PRD-21: Database Knowledge Source (Wren-style Direct Query)

Status: Draft for Final Review Priority: P0 Owners: Orchestrator, Knowledge, Frontend, Security Depends on: PRD-18 (Credentials), PRD-17 (Dynamic Tool Assignment), PRD-16 (LLM Orchestrator), PRD-09 (Context Engineering)


0. Executive Summary

Enable users to connect their own databases as first-class Knowledge Sources and query them via natural language using schema-driven text-to-SQL. Data remains in-place (no ingestion). The system introspects schema metadata, applies strict SQL validation (SELECT-only, LIMIT/timeout, allowlist), executes queries against the user’s database using stored credentials, and returns structured results with basic visualizations. Agents can combine DB answers with Documents (RAG) and Code (CodeGraph) to produce unified insights.


1. Goals & Non-Goals

Goals

  1. Add Database as a Knowledge Source type with in-place querying (no copying data).

  2. Introspect and persist schema metadata (tables, columns, types, PK/FK, samples, counts).

  3. Generate safe SQL from NL using LLM + schema + optional semantic layer.

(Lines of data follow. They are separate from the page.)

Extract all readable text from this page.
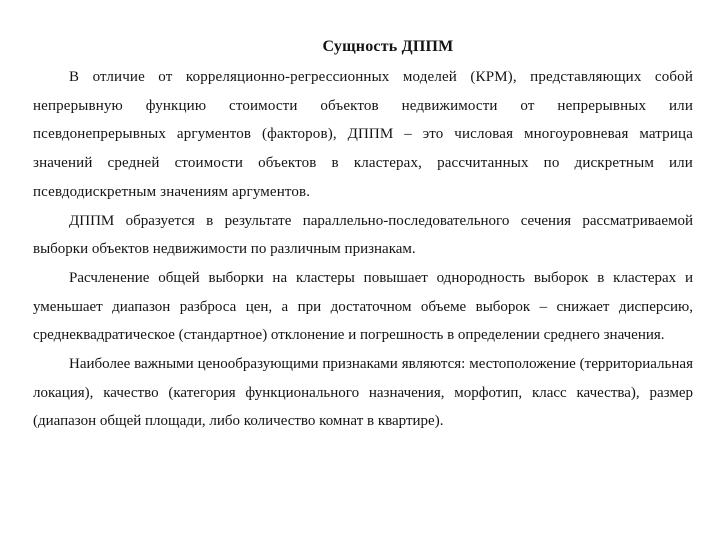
Сущность ДППМ

В отличие от корреляционно-регрессионных моделей (КРМ), представляющих собой непрерывную функцию стоимости объектов недвижимости от непрерывных или псевдонепрерывных аргументов (факторов), ДППМ – это числовая многоуровневая матрица значений средней стоимости объектов в кластерах, рассчитанных по дискретным или псевдодискретным значениям аргументов.

ДППМ образуется в результате параллельно-последовательного сечения рассматриваемой выборки объектов недвижимости по различным признакам.

Расчленение общей выборки на кластеры повышает однородность выборок в кластерах и уменьшает диапазон разброса цен, а при достаточном объеме выборок – снижает дисперсию, среднеквадратическое (стандартное) отклонение и погрешность в определении среднего значения.

Наиболее важными ценообразующими признаками являются: местоположение (территориальная локация), качество (категория функционального назначения, морфотип, класс качества), размер (диапазон общей площади, либо количество комнат в квартире).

  4. Enforce safety: SELECT-only, LIMIT (default 1000), execution timeout (default 30s), table/column allowlist.

  5. Provide UI to add sources (Knowledge Base), run queries and chart results (Context Engineering).

  6. Expose per-source and generic agent tools (query_database) for workflows and agents.

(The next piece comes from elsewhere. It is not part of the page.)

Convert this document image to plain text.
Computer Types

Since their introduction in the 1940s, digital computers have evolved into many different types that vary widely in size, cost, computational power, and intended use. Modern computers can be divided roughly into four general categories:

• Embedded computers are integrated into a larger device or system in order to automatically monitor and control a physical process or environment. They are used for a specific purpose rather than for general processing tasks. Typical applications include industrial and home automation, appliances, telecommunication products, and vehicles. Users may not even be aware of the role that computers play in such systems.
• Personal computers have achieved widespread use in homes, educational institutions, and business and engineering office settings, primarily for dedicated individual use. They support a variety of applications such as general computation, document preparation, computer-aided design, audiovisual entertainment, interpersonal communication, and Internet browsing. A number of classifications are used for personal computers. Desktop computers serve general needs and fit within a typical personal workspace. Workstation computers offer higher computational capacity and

  7. Audit all queries (who/when/source/SQL/rows/duration/success/error). Multi-tenant safe by design.

Non-Goals (MVP)

  • ETL or full data sync of SaaS sources (future).

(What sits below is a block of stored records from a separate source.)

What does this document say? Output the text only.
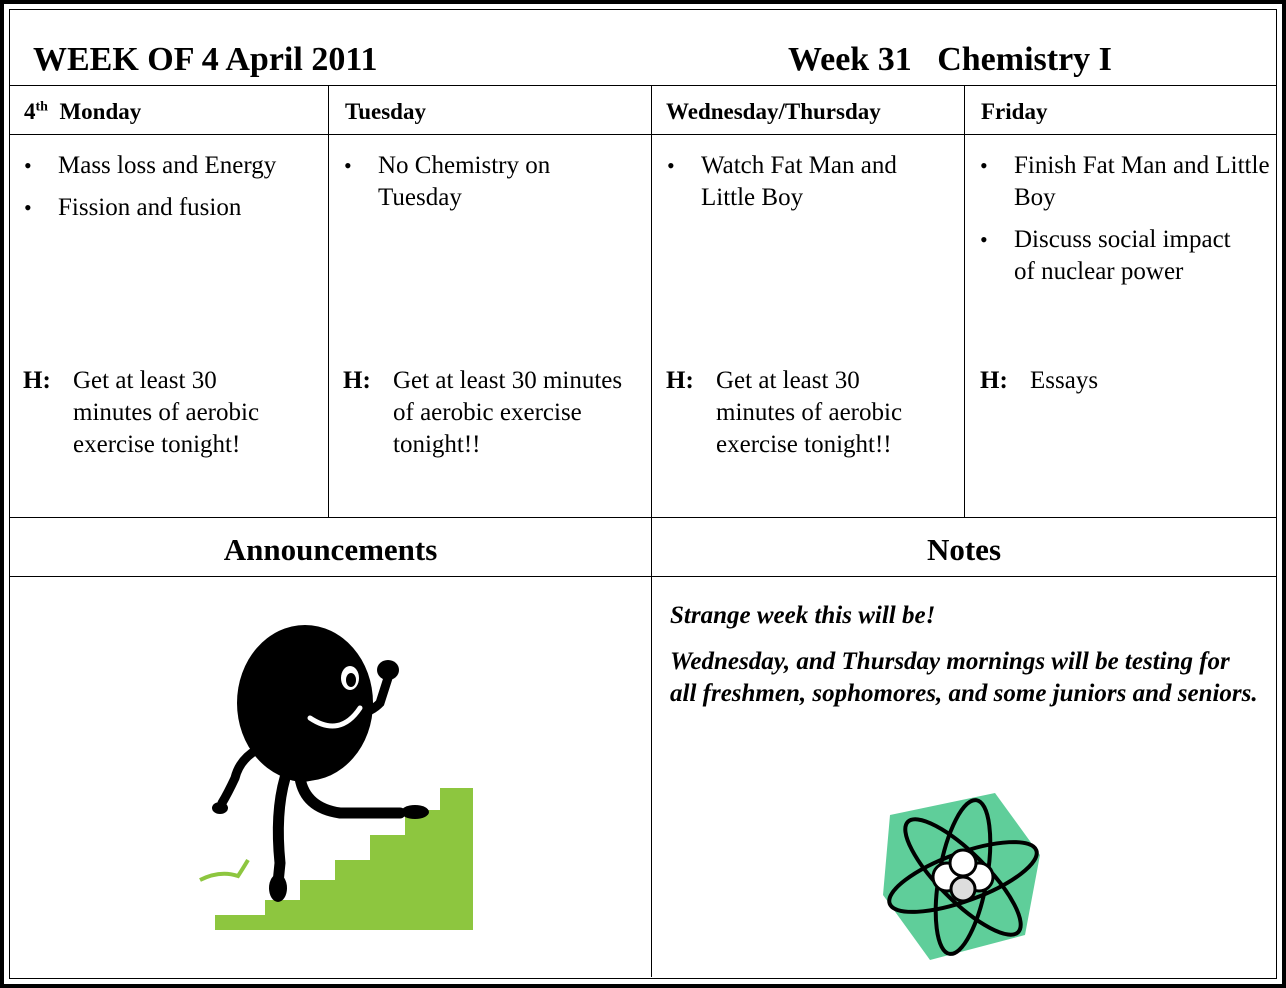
WEEK OF 4 April 2011	Week 31   Chemistry I
4th Monday	Tuesday	Wednesday/Thursday	Friday
• Mass loss and Energy
• Fission and fusion
H: Get at least 30 minutes of aerobic exercise tonight!
• No Chemistry on Tuesday
H: Get at least 30 minutes of aerobic exercise tonight!!
• Watch Fat Man and Little Boy
H: Get at least 30 minutes of aerobic exercise tonight!!
• Finish Fat Man and Little Boy
• Discuss social impact of nuclear power
H: Essays
Announcements	Notes

Strange week this will be!

Wednesday, and Thursday mornings will be testing for all freshmen, sophomores, and some juniors and seniors.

  • Complex BI (pivoting, dashboarding beyond basic charts).

  • Complex governance/versioning for semantic layer (MVP supports simple JSON definitions + validation).


2. User Stories

  • As a Product Analyst, I can connect our production Postgres and ask “Top 10 products by revenue last month” and get a table and bar chart.

  • As a RevOps user, I can define business metrics (total_revenue, active_customers) and reuse them across questions to standardize results.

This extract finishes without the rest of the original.